Olympics history: Have the Games been postponed before?
The International Olympic Committee took the extraordinary step Tuesday of postponing the 2020 Tokyo Games, which were scheduled to start July 24, because of the coronavirus outbreak.
Just how extraordinary was this step? This marks only the fourth time since the first modern Olympics were held in 1896 that the Games have been drastically affected by outside forces. The other three occasions were cancellations during the first and second World Wars.
So this is the first time the Olympics have been postponed, rather than canceled.
“The Tokyo Olympics will not be canceled,” Japanese Prime Minister Shinzo Abe told reporters in Tokyo after a call with International Olympic Committee President Thomas Bach on the matter.
The IOC later said in a statement that the Games will be “rescheduled to a date beyond 2020 but not later than summer 2021.”
In the end, the International Olympic Committee had no other choice but to postponed the Olympics until 2021 because of the coronavirus outbreak.
Berlin was set to host the 1916 Summer Games (the Winter Games did not begin until 1924), which were canceled because of the outbreak of World War I. The city later hosted the 1936 Olympics after Adolf Hitler had risen to power in Germany. Those Games would be the last for 12 years because of World War II.

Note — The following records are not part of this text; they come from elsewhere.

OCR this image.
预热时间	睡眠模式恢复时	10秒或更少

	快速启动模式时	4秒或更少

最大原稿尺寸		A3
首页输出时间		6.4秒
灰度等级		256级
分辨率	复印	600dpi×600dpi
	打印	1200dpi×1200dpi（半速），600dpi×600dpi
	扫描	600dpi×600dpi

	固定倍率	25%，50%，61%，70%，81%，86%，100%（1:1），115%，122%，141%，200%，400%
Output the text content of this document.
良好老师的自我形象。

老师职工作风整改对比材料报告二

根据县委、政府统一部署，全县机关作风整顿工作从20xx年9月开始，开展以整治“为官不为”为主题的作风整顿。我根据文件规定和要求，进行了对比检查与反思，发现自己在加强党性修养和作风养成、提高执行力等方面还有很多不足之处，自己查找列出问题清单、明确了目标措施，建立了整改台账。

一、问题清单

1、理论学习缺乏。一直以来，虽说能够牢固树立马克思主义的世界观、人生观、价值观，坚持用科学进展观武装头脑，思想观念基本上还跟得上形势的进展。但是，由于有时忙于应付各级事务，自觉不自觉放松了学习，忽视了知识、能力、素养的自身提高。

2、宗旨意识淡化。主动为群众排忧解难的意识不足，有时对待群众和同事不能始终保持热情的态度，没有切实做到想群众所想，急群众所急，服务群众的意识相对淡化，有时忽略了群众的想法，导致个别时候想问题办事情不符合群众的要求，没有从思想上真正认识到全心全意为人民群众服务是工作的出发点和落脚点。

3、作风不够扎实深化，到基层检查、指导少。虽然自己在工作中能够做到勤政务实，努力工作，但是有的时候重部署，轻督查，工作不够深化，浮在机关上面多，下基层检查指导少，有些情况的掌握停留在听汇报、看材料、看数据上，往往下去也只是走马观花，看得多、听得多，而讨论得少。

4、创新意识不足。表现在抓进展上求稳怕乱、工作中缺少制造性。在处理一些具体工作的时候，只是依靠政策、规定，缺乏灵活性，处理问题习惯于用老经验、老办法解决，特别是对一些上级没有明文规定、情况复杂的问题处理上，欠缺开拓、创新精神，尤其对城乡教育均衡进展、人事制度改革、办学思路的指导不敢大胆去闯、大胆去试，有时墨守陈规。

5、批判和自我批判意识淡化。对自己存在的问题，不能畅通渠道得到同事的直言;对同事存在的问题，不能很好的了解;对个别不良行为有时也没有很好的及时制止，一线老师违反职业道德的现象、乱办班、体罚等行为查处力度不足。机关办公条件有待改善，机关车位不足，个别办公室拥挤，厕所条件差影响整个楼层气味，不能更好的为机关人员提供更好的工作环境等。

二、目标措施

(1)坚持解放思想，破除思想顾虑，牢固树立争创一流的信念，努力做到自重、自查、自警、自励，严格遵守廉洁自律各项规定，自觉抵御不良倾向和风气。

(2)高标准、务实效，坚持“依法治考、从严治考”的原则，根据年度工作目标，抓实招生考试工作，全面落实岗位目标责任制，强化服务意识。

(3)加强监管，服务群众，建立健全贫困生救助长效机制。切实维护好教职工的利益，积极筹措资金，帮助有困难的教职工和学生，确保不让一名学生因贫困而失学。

Tokyo and Sapporo, Japan, were originally awarded the 1940 Winter and Summer Olympics, but the Japanese government pulled out after war broke out with China in 1937. The Winter Games were then awarded to Garmisch-Partenkirchen in Germany and the Summer Games went to Helsinki, Finland. But the Olympics were canceled altogether in 1939 after the Nazi invasion of Poland.
Cortina d’Ampezzo, Italy, was slated to host the 1944 Winter Games and London the Summer Games that year, but the ongoing war led to the cancellation of those events as well. Tokyo, Helinski, Cortina d’Ampezzo and London all hosted future Games.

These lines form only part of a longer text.